Interpretive Summary: The decreasing supply of water from the Ogallala and High Plains aquifers for irrigation is a threat to agricultural productivity and sustainability in the Southern High Plains of Colorado, Kansas, Oklahoma and Texas. Agricultural production practices, including irrigation, must become more efficient to sustain productivity in the face of declining and increasingly expensive resources. Transfer to users of improved irrigation technologies and management methods is key to increasing irrigation water use efficiency and profitable sustainability. Because center pivot (CP) irrigation systems are used on 85% of Great Plains irrigated lands, USDA ARS and its university partners in Kansas and Texas focused on CP technology transfer in 2017 and 2018, with continuing effort in 2019. In addition to field days, irrigation workshops and conferences, the partners published nine journal articles highlighting the most forward-looking technologies and a hard look at the future of irrigation in the region. Four important factors were identified: Improving Technologies; Declining Aquifers; Continuing Climate Change and Emerging Water Policy, particularly in the southern part of the region. Precision irrigation methods and improved cultivars were identified as effective responses to this challenge. Using GPS location and guidance systems and mapping, precision irrigation systems based on weather, soil and plant sensing enable irrigation response to crop water needs as needs vary in space and time. By responding to stress periods and critical crop growth periods, this maintains yields and profitability in the face of declining water availability.

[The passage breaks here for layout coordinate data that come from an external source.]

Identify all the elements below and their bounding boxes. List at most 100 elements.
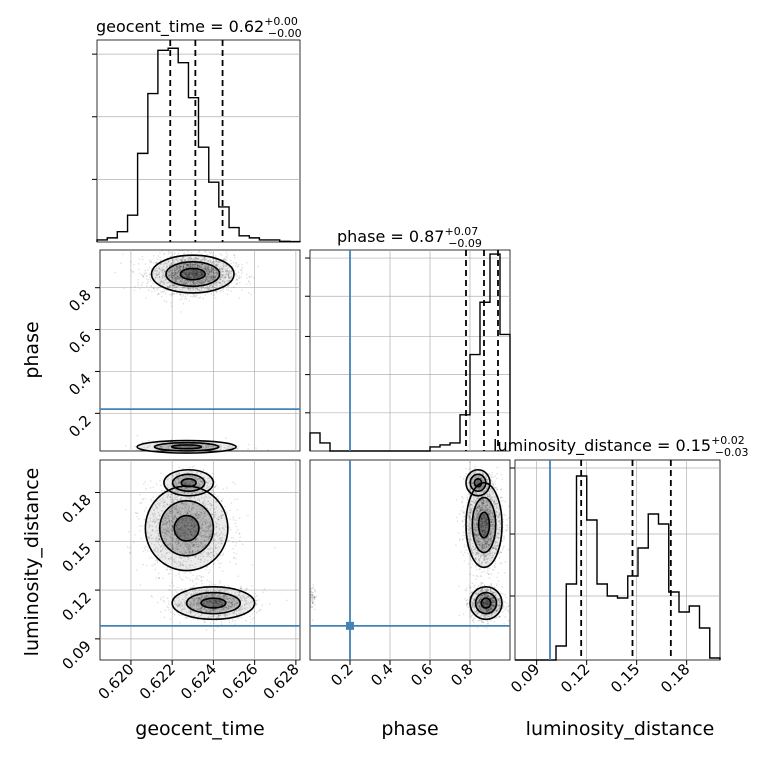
sample-point: [233, 262, 235, 264]
sample-point: [241, 587, 243, 589]
sample-point: [184, 298, 186, 300]
sample-point: [232, 541, 234, 543]
sample-point: [196, 575, 198, 577]
sample-point: [221, 624, 223, 626]
sample-point: [192, 296, 194, 298]
sample-point: [133, 542, 135, 544]
sample-point: [233, 519, 235, 521]
sample-point: [153, 255, 155, 257]
sample-point: [162, 291, 164, 293]
sample-point: [138, 263, 140, 265]
sample-point: [226, 254, 228, 256]
sample-point: [141, 502, 143, 504]
sample-point: [235, 526, 237, 528]
sample-point: [114, 272, 116, 274]
sample-point: [224, 585, 226, 587]
sample-point: [181, 298, 183, 300]
sample-point: [130, 270, 132, 272]
sample-point: [150, 500, 152, 502]
sample-point: [224, 259, 226, 261]
sample-point: [170, 611, 172, 613]
sample-point: [256, 595, 258, 597]
sample-point: [215, 297, 217, 299]
sample-point: [142, 564, 144, 566]
sample-point: [220, 562, 222, 564]
sample-point: [256, 612, 258, 614]
sample-point: [234, 483, 236, 485]
sample-point: [208, 572, 210, 574]
panel-phase-hist: [310, 250, 510, 451]
sample-point: [182, 250, 184, 252]
sample-point: [233, 552, 235, 554]
sample-point: [247, 515, 249, 517]
sample-point: [144, 519, 146, 521]
sample-point: [155, 262, 157, 264]
sample-point: [241, 289, 243, 291]
sample-point: [211, 293, 213, 295]
sample-point: [174, 253, 176, 255]
sample-point: [169, 569, 171, 571]
sample-point: [137, 435, 139, 437]
sample-point: [181, 588, 183, 590]
sample-point: [183, 303, 185, 305]
sample-point: [160, 485, 162, 487]
sample-point: [137, 284, 139, 286]
sample-point: [178, 253, 180, 255]
sample-point: [198, 297, 200, 299]
sample-point: [251, 585, 253, 587]
sample-point: [145, 546, 147, 548]
sample-point: [231, 290, 233, 292]
sample-point: [219, 582, 221, 584]
sample-point: [255, 447, 257, 449]
sample-point: [219, 567, 221, 569]
sample-point: [235, 283, 237, 285]
sample-point: [201, 580, 203, 582]
sample-point: [147, 550, 149, 552]
sample-point: [170, 302, 172, 304]
sample-point: [203, 469, 205, 471]
sample-point: [241, 264, 243, 266]
sample-point: [204, 621, 206, 623]
sample-point: [235, 531, 237, 533]
sample-point: [152, 496, 154, 498]
sample-point: [239, 282, 241, 284]
sample-point: [239, 533, 241, 535]
sample-point: [147, 547, 149, 549]
sample-point: [139, 258, 141, 260]
sample-point: [149, 273, 151, 275]
sample-point: [251, 613, 253, 615]
sample-point: [242, 543, 244, 545]
panel-geocent-time-hist: [97, 40, 300, 242]
sample-point: [152, 486, 154, 488]
sample-point: [170, 590, 172, 592]
sample-point: [246, 277, 248, 279]
sample-point: [184, 588, 186, 590]
sample-point: [185, 296, 187, 298]
sample-point: [151, 291, 153, 293]
sample-point: [180, 311, 182, 313]
sample-point: [246, 588, 248, 590]
sample-point: [148, 290, 150, 292]
sample-point: [160, 611, 162, 613]
sample-point: [144, 270, 146, 272]
sample-point: [187, 578, 189, 580]
sample-point: [229, 519, 231, 521]
sample-point: [219, 253, 221, 255]
sample-point: [202, 298, 204, 300]
sample-point: [222, 554, 224, 556]
sample-point: [124, 287, 126, 289]
sample-point: [179, 571, 181, 573]
sample-point: [138, 518, 140, 520]
sample-point: [255, 593, 257, 595]
sample-point: [134, 534, 136, 536]
sample-point: [226, 252, 228, 254]
sample-point: [130, 261, 132, 263]
sample-point: [264, 588, 266, 590]
sample-point: [248, 281, 250, 283]
sample-point: [142, 498, 144, 500]
sample-point: [251, 619, 253, 621]
sample-point: [145, 507, 147, 509]
sample-point: [217, 487, 219, 489]
sample-point: [181, 296, 183, 298]
sample-point: [239, 536, 241, 538]
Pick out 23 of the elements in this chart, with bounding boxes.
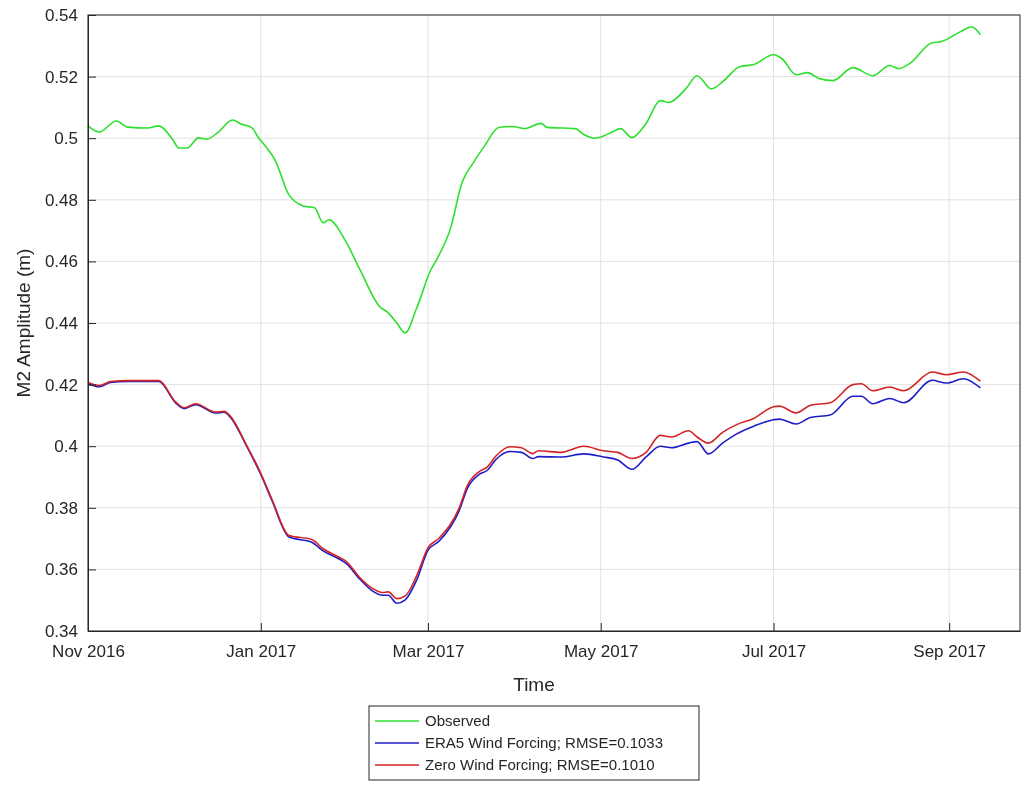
x-tick-label: Nov 2016 bbox=[52, 642, 125, 662]
y-tick-label: 0.38 bbox=[44, 498, 78, 518]
y-tick-label: 0.46 bbox=[44, 252, 78, 272]
x-tick-label: Jan 2017 bbox=[226, 642, 297, 662]
y-tick-label: 0.48 bbox=[44, 190, 78, 210]
y-tick-label: 0.34 bbox=[44, 621, 78, 641]
x-tick-label: Jul 2017 bbox=[741, 642, 807, 662]
legend-label: Zero Wind Forcing; RMSE=0.1010 bbox=[425, 756, 655, 773]
x-tick-label: Sep 2017 bbox=[913, 642, 987, 662]
y-tick-label: 0.54 bbox=[44, 5, 78, 25]
y-tick-label: 0.36 bbox=[44, 560, 78, 580]
legend-label: Observed bbox=[425, 712, 491, 729]
y-tick-label: 0.44 bbox=[44, 313, 78, 333]
y-axis-title: M2 Amplitude (m) bbox=[13, 248, 34, 398]
y-tick-label: 0.52 bbox=[44, 67, 78, 87]
y-tick-label: 0.5 bbox=[54, 129, 78, 149]
x-tick-label: Mar 2017 bbox=[392, 642, 465, 662]
line-series bbox=[87, 25, 982, 334]
y-tick-label: 0.4 bbox=[54, 437, 78, 457]
y-tick-label: 0.42 bbox=[44, 375, 78, 395]
x-tick-label: May 2017 bbox=[563, 642, 639, 662]
legend-label: ERA5 Wind Forcing; RMSE=0.1033 bbox=[425, 734, 664, 751]
x-axis-title: Time bbox=[513, 674, 555, 695]
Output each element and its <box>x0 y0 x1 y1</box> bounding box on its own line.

Technical Abstract: This article is an introduction to an ASABE Special Collection concerning Center Pivot Technology Transfer in this issue of Transactions of the ASABE consisting of 9 articles. The year 2018 marked the 40th anniversary of research and development with Low Energy Precision Application (LEPA) for use with center pivot sprinkler irrigation systems. Since 1978, researchers, extension specialists, and industry have continued development of multiple types of technologies that are suitable for mobile lateral irrigation platforms. A two-year technology transfer effort with funding from the USDA-ARS Ogallala Aquifer Program (OAP) was initiated in January 2017 to promote adoption of advanced and efficient irrigation technologies and to highlight recommended practices for these mobile irrigation platforms [center pivot (CP) and lateral linear move (LM) systems]. The articles in this Special Collection address four major topic areas: In-canopy and near-canopy irrigation application from moving platforms, the history and status of irrigation in the US Great Plains region with its large concentration of CP and LMS systems, site-specific variable rate irrigation (VRI) technologies for moving platforms, and uniformity evaluations for CP systems. While these 9 articles are not inclusive of all the important advances in irrigation for moving platforms since 1978, they illustrate that continued progress occurs by combining engineering and agronomic sciences to make improvements in irrigation management. Pressurized irrigation from moving platforms is increasing in the USA and will be an important tool in meeting global food and water challenges. In addition to introducing and providing a brief summary of the Special Collection. This article provides additional rationale for the CP Technology Transfer Effort.